Databases can have multiple clients reading and writing at the same time. This is what databases do. I know it. The question is about RADIUS.
E.g. if two servers authorize one user simultaneously and user have 'Simultaneous-Use' restriction with only one session than: Scenario 1: - server 1 and server 2 creates two records at accounting table with AcctStopTime == NULL - server 1 and server 2 checks other records and each found that there are two records - both refuse to auth a user because of limits. Result: user can't auth on both servers. Scenario 2: - server 1 auth user and checks if there a record at accounting table with AcctStopTime == NULL (success) - server 2 auth user and checks if there a record at accounting table with AcctStopTime == NULL (success) - server 1 creates an accounting record - server 2 creates an accounting record Result: user has two sessions instead of possible one session.
Automate deployment of radius service on each IPSEC server easier than having another single point of failure.

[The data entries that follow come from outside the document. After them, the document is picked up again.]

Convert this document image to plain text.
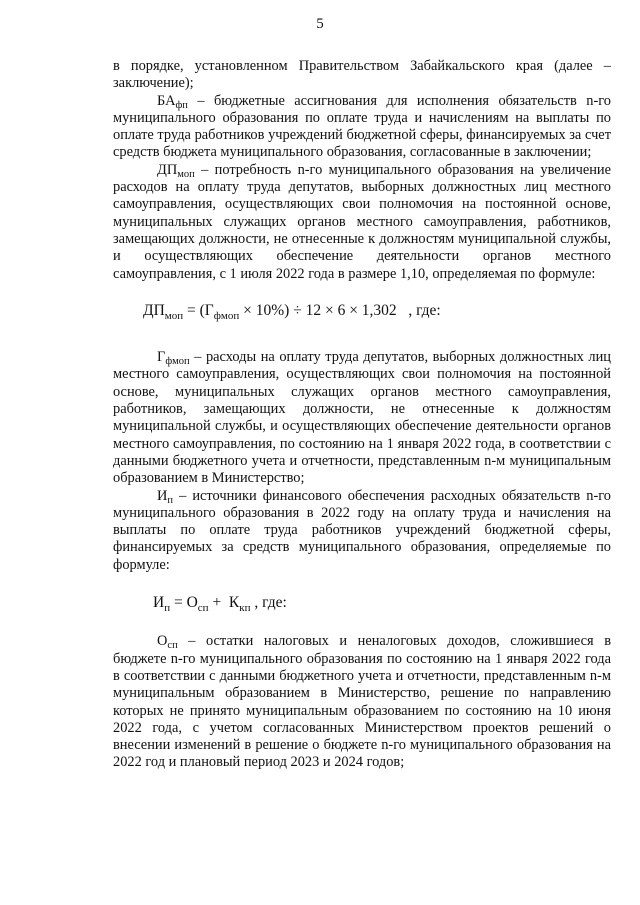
5

в порядке, установленном Правительством Забайкальского края (далее – заключение);

$БА_{фп}$ – бюджетные ассигнования для исполнения обязательств n-го муниципального образования по оплате труда и начислениям на выплаты по оплате труда работников учреждений бюджетной сферы, финансируемых за счет средств бюджета муниципального образования, согласованные в заключении;

$ДП_{моп}$ – потребность n-го муниципального образования на увеличение расходов на оплату труда депутатов, выборных должностных лиц местного самоуправления, осуществляющих свои полномочия на постоянной основе, муниципальных служащих органов местного самоуправления, работников, замещающих должности, не отнесенные к должностям муниципальной службы, и осуществляющих обеспечение деятельности органов местного самоуправления, с 1 июля 2022 года в размере 1,10, определяемая по формуле:

$ДП_{моп} = (Г_{фмоп} \times 10\%) \div 12 \times 6 \times 1,302$   , где:

$Г_{фмоп}$ – расходы на оплату труда депутатов, выборных должностных лиц местного самоуправления, осуществляющих свои полномочия на постоянной основе, муниципальных служащих органов местного самоуправления, работников, замещающих должности, не отнесенные к должностям муниципальной службы, и осуществляющих обеспечение деятельности органов местного самоуправления, по состоянию на 1 января 2022 года, в соответствии с данными бюджетного учета и отчетности, представленным n-м муниципальным образованием в Министерство;

$И_п$ – источники финансового обеспечения расходных обязательств n-го муниципального образования в 2022 году на оплату труда и начисления на выплаты по оплате труда работников учреждений бюджетной сферы, финансируемых за средств муниципального образования, определяемые по формуле:

$И_п = О_{сп} + К_{кп}$ , где:

$О_{сп}$ – остатки налоговых и неналоговых доходов, сложившиеся в бюджете n-го муниципального образования по состоянию на 1 января 2022 года в соответствии с данными бюджетного учета и отчетности, представленным n-м муниципальным образованием в Министерство, решение по направлению которых не принято муниципальным образованием по состоянию на 10 июня 2022 года, с учетом согласованных Министерством проектов решений о внесении изменений в решение о бюджете n-го муниципального образования на 2022 год и плановый период 2023 и 2024 годов;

You'll still have a single point of failure in the database. Yes, but instead of two in case of centralized RADIUS.
If the IPSec servers are physically close to the database, this will work. It's not a good idea, but it will work. They will be close to each other.
If the IPSec servers are scattered around the net, this won't work. You're almost always better off centralizing RADIUS, and having a database close to the central RADIUS server. But if you think you know better, it's your network.
Just wonder why do you think it is a bad idea? WIll it be slower, more unreliable or any other reasons? We're going to have a dynamically scalable architecture with a number of VPN gateways from 1 to 100. Of course, SQL server should be optimized to work with this load, but is there any reason to have centralized RADIUS? Best Regards, Ruslan.